The second market structure is a monopolistic competition. The conditions of this market are similar as for perfect competition except the product is not homogenous it is differentiated; thus having control over its price. (Nellis and Parker, 1997). There are many firms and freedom of entry into the industry, firms are price makers and are faced with a downward sloping demand curve as well as profit maximizers. Examples include; restaurant businesses, hotels and pubs, specialist retailing (builders) and consumer services (Sloman, 2013).
Consumer can benefit in cheaper goods, when presented with two products that offer similar benefits, customers vote with their purchases and decide which product will survive. Customers also determine the ultimate price point for a product, which requires producers to set product prices high enough to make a profit, but not so high that customers will hesitate to make a purchase.

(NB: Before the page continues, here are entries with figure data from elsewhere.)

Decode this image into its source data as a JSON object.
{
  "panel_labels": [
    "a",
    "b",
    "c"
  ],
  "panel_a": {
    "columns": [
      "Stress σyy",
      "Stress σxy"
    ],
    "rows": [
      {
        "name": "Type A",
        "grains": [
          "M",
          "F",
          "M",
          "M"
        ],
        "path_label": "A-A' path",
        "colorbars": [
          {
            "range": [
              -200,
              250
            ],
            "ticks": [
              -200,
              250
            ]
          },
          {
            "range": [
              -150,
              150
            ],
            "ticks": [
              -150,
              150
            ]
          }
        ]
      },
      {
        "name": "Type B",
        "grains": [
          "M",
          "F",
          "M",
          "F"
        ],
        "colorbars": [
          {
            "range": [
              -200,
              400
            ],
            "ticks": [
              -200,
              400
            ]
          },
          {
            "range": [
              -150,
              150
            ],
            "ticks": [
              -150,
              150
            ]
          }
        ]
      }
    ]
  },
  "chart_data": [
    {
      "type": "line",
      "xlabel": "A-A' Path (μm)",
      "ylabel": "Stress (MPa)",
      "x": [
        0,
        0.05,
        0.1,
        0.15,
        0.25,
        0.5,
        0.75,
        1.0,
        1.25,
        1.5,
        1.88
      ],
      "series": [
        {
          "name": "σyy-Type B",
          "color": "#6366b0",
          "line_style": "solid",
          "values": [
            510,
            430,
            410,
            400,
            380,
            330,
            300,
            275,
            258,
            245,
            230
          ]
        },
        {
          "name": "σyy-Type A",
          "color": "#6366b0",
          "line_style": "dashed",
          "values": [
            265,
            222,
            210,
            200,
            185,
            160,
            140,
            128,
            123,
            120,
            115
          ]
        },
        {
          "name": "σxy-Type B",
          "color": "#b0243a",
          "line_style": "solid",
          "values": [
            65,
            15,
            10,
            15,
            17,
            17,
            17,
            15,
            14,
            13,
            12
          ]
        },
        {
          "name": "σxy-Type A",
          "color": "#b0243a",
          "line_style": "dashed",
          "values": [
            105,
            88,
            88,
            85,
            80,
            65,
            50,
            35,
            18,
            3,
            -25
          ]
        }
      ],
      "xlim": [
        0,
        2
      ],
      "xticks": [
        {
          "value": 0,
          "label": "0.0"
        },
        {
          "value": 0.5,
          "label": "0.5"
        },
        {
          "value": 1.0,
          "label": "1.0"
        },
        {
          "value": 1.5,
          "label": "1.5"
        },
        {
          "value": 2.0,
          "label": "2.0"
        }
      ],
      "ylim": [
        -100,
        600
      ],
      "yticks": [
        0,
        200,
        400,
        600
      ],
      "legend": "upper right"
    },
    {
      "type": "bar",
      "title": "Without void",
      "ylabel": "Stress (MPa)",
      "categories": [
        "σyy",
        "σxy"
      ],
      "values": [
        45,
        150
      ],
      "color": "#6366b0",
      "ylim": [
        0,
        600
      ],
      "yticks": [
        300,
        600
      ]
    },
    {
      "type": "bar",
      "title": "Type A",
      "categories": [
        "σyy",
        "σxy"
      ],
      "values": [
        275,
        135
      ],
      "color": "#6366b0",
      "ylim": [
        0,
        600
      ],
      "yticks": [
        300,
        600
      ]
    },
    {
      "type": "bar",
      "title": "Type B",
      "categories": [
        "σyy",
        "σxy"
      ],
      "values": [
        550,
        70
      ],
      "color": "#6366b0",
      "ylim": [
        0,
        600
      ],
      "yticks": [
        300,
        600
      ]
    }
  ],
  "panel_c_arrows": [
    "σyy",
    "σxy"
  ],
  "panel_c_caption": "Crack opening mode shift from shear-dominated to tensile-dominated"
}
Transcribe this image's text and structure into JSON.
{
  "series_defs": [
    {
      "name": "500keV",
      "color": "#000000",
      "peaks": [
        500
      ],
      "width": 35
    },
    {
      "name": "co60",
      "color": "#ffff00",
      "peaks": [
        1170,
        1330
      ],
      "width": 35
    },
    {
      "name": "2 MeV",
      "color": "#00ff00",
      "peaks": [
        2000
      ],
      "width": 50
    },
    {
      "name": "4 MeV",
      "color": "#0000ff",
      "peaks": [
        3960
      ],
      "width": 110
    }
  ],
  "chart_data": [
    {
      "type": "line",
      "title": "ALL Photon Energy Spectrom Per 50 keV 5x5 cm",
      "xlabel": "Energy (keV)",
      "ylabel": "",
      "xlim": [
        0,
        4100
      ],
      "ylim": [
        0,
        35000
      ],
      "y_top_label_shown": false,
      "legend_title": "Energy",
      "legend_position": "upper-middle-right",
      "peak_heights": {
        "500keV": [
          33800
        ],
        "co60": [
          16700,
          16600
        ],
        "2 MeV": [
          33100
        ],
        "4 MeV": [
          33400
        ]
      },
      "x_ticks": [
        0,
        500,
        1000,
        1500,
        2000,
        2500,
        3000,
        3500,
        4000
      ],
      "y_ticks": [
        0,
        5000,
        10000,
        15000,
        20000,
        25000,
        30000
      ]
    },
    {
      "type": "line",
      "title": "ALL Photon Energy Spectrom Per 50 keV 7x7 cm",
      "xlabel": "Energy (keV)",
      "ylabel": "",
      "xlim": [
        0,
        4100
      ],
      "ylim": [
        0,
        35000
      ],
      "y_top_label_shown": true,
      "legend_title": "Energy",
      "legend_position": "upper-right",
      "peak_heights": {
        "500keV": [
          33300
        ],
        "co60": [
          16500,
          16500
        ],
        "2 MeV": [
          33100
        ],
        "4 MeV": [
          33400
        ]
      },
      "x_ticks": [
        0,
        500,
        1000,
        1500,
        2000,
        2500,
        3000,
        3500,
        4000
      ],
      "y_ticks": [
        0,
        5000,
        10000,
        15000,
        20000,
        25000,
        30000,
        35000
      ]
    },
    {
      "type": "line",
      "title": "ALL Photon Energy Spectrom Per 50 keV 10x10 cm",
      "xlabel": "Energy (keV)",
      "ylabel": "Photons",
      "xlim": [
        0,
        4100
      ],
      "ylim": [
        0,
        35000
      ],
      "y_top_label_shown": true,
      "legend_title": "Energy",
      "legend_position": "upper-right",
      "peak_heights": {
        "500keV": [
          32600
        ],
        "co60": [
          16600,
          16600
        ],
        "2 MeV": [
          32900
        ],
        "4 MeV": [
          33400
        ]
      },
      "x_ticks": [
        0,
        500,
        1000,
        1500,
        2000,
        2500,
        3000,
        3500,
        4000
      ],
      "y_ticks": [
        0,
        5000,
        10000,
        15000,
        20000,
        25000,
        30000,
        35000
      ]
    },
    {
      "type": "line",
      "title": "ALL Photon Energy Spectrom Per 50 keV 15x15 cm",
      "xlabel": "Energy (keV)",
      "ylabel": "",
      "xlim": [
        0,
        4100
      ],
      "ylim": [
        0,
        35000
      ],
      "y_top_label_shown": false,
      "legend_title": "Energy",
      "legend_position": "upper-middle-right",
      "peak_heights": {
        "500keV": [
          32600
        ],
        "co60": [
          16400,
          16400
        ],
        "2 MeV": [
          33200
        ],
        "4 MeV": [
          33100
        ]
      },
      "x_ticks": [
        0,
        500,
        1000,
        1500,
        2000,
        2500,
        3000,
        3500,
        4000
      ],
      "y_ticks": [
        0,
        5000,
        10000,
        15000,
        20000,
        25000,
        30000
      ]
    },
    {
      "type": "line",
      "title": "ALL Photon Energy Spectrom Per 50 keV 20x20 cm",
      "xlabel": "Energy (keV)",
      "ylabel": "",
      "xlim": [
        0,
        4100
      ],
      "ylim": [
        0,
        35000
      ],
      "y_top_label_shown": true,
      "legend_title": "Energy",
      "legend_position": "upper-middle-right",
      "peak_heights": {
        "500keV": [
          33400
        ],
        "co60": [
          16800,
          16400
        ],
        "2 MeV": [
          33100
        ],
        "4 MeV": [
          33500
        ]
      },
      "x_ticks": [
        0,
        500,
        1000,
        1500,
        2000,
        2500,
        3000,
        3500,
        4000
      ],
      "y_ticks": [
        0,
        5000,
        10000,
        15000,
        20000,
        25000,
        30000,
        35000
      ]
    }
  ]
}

For example, when McDonald’s was exploring to add Fish-O-Fillet to the menu, the creator of this menu item wanted to use halibut for fish but to use halibut would mean that Fish-O-Fillet could not be sold for less than 25 cents (Clark, 2007). McDonald’s ended up substituting the fish with cheaper type of fish than halibut and over time, to fit the cost of fish under the price point, McDonald’s would change the type of fish to be the most cost effective.
An oligopolistic market has a small number of sellers dominating market share and therefore barriers to entry are high. These sellers are highly competitive and do not act independently of each other. Access to information is limited so sellers can only speculate of their competitor’s actions. Sellers will take advantage of competitor’s price changes in order to increase market share.